Currently, the Venezuelan government has an uneasy tolerance of cryptocurrencies. It has not indicated that it is all that threatened by the number of people who put their savings in crypto, as foreign exchange through black markets is still a go-to method for moving one’s capital away from the bolivar.

Perhaps another side of this particular coin is the fact that president Nicolas Maduro has long been touting his Petro project, a national cryptocurrency that is backed by oil and may soon even have its own central bank.
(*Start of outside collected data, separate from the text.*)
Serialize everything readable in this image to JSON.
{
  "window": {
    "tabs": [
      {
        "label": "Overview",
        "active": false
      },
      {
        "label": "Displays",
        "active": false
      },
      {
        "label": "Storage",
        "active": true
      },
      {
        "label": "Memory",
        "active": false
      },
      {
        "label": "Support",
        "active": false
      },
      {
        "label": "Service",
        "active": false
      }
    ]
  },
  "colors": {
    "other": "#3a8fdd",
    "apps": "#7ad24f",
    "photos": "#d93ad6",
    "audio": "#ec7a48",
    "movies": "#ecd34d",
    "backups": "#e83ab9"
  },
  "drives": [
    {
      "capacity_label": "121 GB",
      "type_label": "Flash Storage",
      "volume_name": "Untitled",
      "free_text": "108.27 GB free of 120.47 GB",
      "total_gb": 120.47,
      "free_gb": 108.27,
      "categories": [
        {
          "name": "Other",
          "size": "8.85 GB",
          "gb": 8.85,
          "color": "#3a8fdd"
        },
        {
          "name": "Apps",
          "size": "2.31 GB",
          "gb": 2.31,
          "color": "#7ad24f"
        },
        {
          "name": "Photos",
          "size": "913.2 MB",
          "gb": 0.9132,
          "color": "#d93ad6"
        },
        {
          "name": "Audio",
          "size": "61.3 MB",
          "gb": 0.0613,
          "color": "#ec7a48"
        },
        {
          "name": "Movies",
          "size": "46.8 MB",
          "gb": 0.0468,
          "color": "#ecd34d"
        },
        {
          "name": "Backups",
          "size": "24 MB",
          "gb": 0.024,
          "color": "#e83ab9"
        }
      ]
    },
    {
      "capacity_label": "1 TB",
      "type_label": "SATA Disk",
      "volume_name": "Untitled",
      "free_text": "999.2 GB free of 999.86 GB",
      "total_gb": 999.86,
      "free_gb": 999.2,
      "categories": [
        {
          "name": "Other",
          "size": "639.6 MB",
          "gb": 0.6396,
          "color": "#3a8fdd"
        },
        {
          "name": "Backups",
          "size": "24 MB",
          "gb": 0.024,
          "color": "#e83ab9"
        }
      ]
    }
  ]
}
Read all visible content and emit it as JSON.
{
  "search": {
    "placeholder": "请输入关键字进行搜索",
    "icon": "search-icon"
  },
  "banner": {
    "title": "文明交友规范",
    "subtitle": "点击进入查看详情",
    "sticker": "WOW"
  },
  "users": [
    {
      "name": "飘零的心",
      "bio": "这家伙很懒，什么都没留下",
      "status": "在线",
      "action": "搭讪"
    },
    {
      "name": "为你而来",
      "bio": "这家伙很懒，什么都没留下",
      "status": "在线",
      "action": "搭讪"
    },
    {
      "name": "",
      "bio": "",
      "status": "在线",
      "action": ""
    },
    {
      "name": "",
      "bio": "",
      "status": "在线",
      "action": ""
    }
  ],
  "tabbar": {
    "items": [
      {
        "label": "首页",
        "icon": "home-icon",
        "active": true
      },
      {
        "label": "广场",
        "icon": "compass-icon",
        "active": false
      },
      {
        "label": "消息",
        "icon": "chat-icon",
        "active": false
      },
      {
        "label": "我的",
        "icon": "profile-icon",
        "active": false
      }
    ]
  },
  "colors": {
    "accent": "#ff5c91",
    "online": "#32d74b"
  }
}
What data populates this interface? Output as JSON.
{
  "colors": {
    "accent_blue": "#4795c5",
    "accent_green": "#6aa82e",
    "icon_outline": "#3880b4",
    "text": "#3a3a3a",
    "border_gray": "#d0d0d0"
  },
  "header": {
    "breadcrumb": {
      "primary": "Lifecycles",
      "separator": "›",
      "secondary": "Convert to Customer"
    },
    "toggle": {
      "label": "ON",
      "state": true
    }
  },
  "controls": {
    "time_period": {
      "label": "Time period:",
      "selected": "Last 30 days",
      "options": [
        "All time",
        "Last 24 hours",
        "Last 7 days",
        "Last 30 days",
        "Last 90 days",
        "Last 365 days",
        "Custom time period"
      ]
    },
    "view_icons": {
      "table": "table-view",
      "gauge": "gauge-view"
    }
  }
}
The circumstances behind the Petro are dubious, as the NEM-based token shows no evidence whatsoever that anyone ever seriously invested in it. And even if Maduro’s claims are true, it’s still a coin backed up by oil that PDVSA’s outdated and worn-out equipment won’t be able to extract without a massive capital injection.

All of this is relevant to the fate of cryptocurrencies in Venezuela; if the Petro fails and Maduro looks for a culprit, the open trade of cryptocurrencies in the country would be a good scapegoat. Citizens living inside its borders will just have to hope they can buy enough time to get their hands on a few coins so that they can have a stable store of value.

They may be volatile, but the losses they cause put parentheses in people’s banks accounts only half the time. At this point, anything is better than the bolivar.